Eines der oft zitierten Worte von Margaret Thatcher lautete: »Die Tatsachen des Lebens sind konservativ.« Diese Bemerkung ist von umfassender Gültigkeit, denn sie trifft sowohl auf ganze Gesellschaften als auch auf einzelne Individuen zu. Konkret anwendbar ist diese These zweifellos auf die Wirtschaftspolitik. Hier zumal lehren die Tatsachen des Lebens, daß man – zumindest langfristig – nicht mehr ausgeben kann als man einnimmt. Und wer ein Darlehen aufnimmt, um ein Investment zu finanzieren, dessen Gewinn niedriger ist als der Darlehenszins, der läuft Gefahr, vor dem Konkursgericht zu enden. Für das Privat- und Arbeitsleben gibt der Realitätssinn dieselben Empfehlungen: Sorgfalt, Nüchternheit, Leistungsbereitschaft, Loyalität, Treue, Dankbarkeit und Anständigkeit. Viktorianische Mittelklassereformer, denen es gelang, ungebärdige, trunksüchtige, gewalttägige, kriminelle und promiske Slumbewohner in vorbildliche Bürger und Eltern zu verwandeln, waren zum Teil deshalb so erfolgreich, weil sie den Schulkindern aufgaben, in moralisierende Epigramme verpackte Lebensweisheiten im Schönschreibunterricht abzuschreiben. Diesem Verfahren verdanken wir Perlen wie »Wer ständig die Uhr im Blick behält, wird zu einem der Zeiger« und viele andere, weniger feierliche Lehrsätze.

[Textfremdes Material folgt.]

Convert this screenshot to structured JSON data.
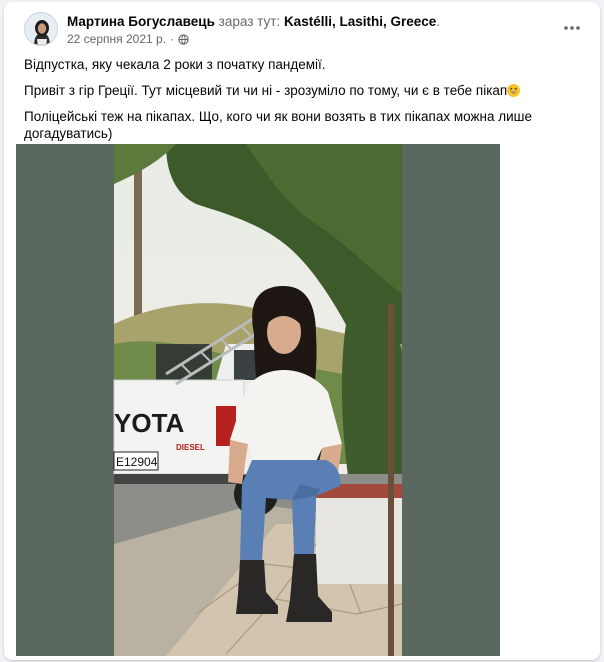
{
  "post": {
    "author_name": "Мартина Богуславець",
    "at_text": "зараз тут:",
    "place": "Kastélli, Lasithi, Greece",
    "place_suffix": ".",
    "date": "22 серпня 2021 р.",
    "date_sep": "·",
    "privacy_icon": "globe-icon",
    "more_icon": "more-options-icon",
    "paragraphs": [
      "Відпустка, яку чекала 2 роки з початку пандемії.",
      "Привіт з гір Греції. Тут місцевий ти чи ні - зрозуміло по тому, чи є в тебе пікап",
      "Поліцейські теж на пікапах. Що, кого чи як вони возять в тих пікапах можна лише догадуватись)"
    ],
    "emoji_icon": "grinning-face-icon"
  },
  "photo": {
    "truck_brand_text": "YOTA",
    "truck_sub_text": "DIESEL",
    "plate_text": "E12904"
  },
  "colors": {
    "text_primary": "#050505",
    "text_secondary": "#65676b",
    "card_bg": "#ffffff",
    "page_bg": "#f0f2f5",
    "photo_border": "#5b6860"
  }
}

Auf dieselbe Lehrmethode bezieht sich auch der Titel eines der vielleicht bekanntesten Gedichte von Rudyard Kipling (1865–1936), das Margaret Thatcher ebenfalls besonders wertschätzte: »The Gods of the Copybook Headings« [frei übersetzt »Die Hausregeln«; mit »Copybook Headings« sind die in Abschreibheften vorgegebenen Zeilen am oberen Seitenrand gemeint, ähnlich den Kolumnentiteln; Anm. d. ÜS]. Die »Götter«, um die es hier geht, sind jene Realitäten, die das tugendhafte, besonnene Benehmen respektiert. Wie Kipling bissig vermerkt, werden solche Regeln besonders von jenen verspottet, die ihnen vorwerfen, den direkten Weg zu einem besseren Leben zu blockieren, obwohl es doch schreckliche Konsequenzen haben kann, sie zu mißachten oder sich ihnen zu widersetzen: »But they always caught up with our progress, and presently word would come / That a tribe had been wiped off its icefield, or the lights had gone out in Rome.« (»Er holte den Fortschritt noch immer ein, und dann stellte sich heraus: / Ein Stamm in der Tundra ward ausgelöscht, in Rom gehen die Lichter aus.«)

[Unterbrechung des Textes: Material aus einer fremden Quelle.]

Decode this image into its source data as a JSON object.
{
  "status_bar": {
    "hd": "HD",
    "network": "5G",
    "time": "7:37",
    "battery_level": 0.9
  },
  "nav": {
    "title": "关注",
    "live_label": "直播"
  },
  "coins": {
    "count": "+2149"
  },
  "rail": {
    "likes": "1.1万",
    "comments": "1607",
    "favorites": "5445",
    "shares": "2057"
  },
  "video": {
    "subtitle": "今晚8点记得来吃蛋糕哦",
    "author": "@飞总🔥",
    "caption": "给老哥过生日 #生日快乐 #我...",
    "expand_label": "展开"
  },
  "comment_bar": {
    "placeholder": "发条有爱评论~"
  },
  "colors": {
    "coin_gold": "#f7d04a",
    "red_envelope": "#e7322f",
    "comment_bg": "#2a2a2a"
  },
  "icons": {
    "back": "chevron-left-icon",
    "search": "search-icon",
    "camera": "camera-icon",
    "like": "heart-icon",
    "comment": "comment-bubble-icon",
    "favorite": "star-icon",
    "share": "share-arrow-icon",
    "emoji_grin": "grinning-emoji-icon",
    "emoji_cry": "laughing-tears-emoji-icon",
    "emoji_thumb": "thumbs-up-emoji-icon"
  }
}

Nichtsdestotrotz erzählt Kiplings Gedicht davon, daß funkelnde Verheißungen eines erfüllteren Lebens und einer besseren Welt die ganze Menschheitsgeschichte hindurch dazu führten, den Weg des Verderbens zu gehen. Er zeigt uns auch, was für entsetzliche Konsequenzen das anmaßende Selbstvertrauen jener »geläufig parlierenden Zauberkünstler« (»smooth-tongued wizzards«) hatte, die diese Visionen anpriesen. Zum Beispiel für die nationale Sicherheit:
When the Cambrian measures were forming,
They promised perpetual peace.
They swore, if we gave them our weapons,
that the wars of the tribes would cease.
But when we disarmed,
They sold us and delivered us bound to our foe,
And the Gods of the Copybook Headings said:
»Stick to the Devil you know.«
Im frühen Quartär, da rief man uns auf, zum ewigen Frieden zu schwören,
Und geben wir unsere Waffen ab, werden alle Kriege aufhören!
Doch nach der Abrüstung wurden wir gefangengesetzt und verjagt,
Und der Gott der Fibelsätze, der sprach »Bleib bei dem, was dich
immer schon plagt.«
Oder über Religion und Familienpolitik:
On the first Feminian Sandstones we were promised the Fuller Life
(Which started by loving our neighbour and ended by loving his wife)
Till our women had no more children and the men lost reason and faith,
And the Gods of the Copybook Headings said: »The Wages of Sin is Death.«
Zu Beginn des Perm verkündete man den sinnlich strahlenden Leib:
Zuerst liebt man seinen Nächsten und später dann dessen Weib!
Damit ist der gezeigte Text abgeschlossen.